The first way someone can be overpaid or underpaid is if their work produces uncompensated externalities. Once we recognize externalities, and the notion that there's a difference between the social value of someone's product and the value to the buyer of someone's product, this is really easy to see.

The ultimate limiting case is the case of a mafia hit man. The hit man is obviously overpaid: he causes so much harm to the victim, and to the society, that even if the market between hit men and people who want to have people killed is perfectly efficient, the inability to make the hit man internalize the externalities means that he's getting far more money than the worth of his services. This is a market failure: there are too many transaction costs to allow the rest of us to, say, pay him to do something less injurious with his time (like sit around doing nothing, even).
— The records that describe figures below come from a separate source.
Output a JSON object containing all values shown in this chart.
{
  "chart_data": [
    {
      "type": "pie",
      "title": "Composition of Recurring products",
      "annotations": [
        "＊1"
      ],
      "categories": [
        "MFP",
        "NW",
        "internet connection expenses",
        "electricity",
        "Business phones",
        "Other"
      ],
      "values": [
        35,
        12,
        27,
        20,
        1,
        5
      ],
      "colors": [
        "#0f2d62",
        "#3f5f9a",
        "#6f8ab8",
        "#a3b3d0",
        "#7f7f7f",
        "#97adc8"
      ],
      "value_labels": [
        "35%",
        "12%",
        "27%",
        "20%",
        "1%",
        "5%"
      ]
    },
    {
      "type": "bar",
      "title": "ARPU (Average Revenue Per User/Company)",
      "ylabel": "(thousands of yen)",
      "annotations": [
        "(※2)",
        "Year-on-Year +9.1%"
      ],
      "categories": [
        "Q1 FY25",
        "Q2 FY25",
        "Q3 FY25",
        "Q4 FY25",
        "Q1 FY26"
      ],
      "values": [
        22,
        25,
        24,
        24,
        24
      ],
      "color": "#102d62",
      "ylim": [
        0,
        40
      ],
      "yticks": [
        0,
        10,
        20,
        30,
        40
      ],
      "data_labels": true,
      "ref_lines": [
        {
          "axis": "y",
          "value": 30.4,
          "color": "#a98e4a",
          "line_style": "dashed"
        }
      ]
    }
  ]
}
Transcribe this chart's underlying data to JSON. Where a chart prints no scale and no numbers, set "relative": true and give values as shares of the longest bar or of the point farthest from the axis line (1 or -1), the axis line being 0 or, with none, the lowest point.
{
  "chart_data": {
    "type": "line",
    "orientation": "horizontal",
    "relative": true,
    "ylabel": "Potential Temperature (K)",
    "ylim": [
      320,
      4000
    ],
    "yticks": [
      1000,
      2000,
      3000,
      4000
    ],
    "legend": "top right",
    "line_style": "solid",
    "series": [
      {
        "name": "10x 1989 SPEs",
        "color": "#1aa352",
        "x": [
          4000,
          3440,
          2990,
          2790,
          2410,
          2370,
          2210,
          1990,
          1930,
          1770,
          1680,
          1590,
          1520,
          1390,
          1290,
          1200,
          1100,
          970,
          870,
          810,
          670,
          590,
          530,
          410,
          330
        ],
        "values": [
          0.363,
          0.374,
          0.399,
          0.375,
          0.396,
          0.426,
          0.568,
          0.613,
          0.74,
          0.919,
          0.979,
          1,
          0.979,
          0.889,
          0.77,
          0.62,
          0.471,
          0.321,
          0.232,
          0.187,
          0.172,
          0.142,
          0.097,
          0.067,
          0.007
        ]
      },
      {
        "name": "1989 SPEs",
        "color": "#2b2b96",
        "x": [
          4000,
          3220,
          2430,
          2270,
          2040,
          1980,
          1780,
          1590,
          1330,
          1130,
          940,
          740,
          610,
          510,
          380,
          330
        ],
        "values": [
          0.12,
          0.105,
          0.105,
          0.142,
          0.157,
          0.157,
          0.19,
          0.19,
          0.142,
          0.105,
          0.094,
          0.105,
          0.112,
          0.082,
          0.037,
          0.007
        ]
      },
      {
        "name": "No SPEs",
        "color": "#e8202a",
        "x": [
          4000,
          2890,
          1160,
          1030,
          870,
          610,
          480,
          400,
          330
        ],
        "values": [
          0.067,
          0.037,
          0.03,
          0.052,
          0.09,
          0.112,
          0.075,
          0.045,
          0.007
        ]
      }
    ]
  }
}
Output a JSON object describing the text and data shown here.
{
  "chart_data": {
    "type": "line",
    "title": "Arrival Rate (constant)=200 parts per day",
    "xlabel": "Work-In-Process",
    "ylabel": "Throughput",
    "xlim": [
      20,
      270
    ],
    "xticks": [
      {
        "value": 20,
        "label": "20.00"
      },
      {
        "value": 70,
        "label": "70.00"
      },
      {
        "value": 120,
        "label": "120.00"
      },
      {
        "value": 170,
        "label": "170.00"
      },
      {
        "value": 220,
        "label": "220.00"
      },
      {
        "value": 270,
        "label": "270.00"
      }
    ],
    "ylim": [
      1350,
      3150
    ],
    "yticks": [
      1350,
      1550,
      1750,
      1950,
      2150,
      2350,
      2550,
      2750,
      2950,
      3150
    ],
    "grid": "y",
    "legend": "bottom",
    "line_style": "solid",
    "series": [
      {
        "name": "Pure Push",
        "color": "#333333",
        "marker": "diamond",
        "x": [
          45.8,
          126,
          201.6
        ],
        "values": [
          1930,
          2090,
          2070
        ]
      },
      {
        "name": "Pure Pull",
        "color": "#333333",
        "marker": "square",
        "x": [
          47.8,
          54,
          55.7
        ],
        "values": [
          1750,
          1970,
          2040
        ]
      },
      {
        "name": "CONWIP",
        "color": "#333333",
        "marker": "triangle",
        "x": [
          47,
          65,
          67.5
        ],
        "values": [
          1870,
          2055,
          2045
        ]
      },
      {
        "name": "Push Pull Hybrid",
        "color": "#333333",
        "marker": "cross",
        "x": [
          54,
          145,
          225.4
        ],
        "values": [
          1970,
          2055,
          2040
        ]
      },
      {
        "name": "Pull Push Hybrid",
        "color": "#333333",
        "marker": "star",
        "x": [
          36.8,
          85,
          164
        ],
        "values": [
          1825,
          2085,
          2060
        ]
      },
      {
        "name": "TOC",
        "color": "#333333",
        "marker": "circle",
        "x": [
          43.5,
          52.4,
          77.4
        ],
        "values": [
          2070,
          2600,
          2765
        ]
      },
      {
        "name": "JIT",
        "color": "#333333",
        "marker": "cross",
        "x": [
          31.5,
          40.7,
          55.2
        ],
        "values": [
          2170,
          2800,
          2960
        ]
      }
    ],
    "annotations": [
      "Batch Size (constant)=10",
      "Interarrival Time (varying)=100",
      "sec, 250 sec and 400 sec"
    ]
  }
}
For a less extreme case, consider, for example, the case of a lawyer in one's least favorite side of the Tort Wars (someone who defends tobacco companies, if one is a liberal, say, or a personal injury lawyer if one is a conservative). Again, the idea is a mismatch between social value and the incentives of the people who are doing the paying. For some reason, those doing the paying have a lot of money, and they're willing to spend it to do something horrible to the rest of us, and transaction costs are such that the market can't get some Coasean solution.

Suppose, for example, that a lawyer for the tobacco companies produces one million dollars worth of benefit for the tobacco companies, and is paid precisely that (by the tobacco companies). Suppose also that the lawyer's defense of the tobacco companies causes one dollar worth of harm to each of 10 million smokers. In a world without transaction costs, collective action problems, etc., the lawyer could be paid to stop working for the tobacco companies. Such costs exist, so the market fails. The lawyer is overpaid: he's paid a million bucks to produce nine million dollars worth of social harm.

Likewise (although slightly less obvious -- and I'm a little less sure of this), suppose that someone's job produces a lot of positive externalities. An easy case here is a private school teacher (I specify the teacher as being employed by a private school to make the question of who is doing the paying nice and simple). His services might be worth $50,000/year to a school and parents, but he might be producing many times that in social gains from having an educated population, etc. We can, I think, say that the teacher is underpaid in the sense that the market fails to capture all the value that the teacher produces.

2. Division of the Gains From Cooperation

Even without market failures, we might think that people can be overpaid or underpaid relative to some coherent normative standard if there are multiple efficient divisions of the surplus from cooperation. Suppose, for example, that Sam would be willing to take an underwater basket-weaving job for $50,000/year, and that Mary, the employer, would be willing to pay $100,000/year to hire an underwater basket-weaver. Any salary in [50k, 100k] will be efficient, and consistent with a well-functioning market.

But that doesn't mean the choice from that range is exempt from normative criticism! One of the many big ideas from Rawls's Theory of Justice is the idea that what we're doing, when we consciously arrange our economic system in the interests of justice, is establishing a fair division of the gains from cooperation. And I think that's intuitive and important. Given that our transaction produces a surplus, and given that efficiency considerations don't dictate how that surplus is to be divided, why can't we say that some divisions of the surplus are unfair? That is, there may be multiple pareto-optimal distributions, such that we have to appeal to non-market values to determine what the distribution should be.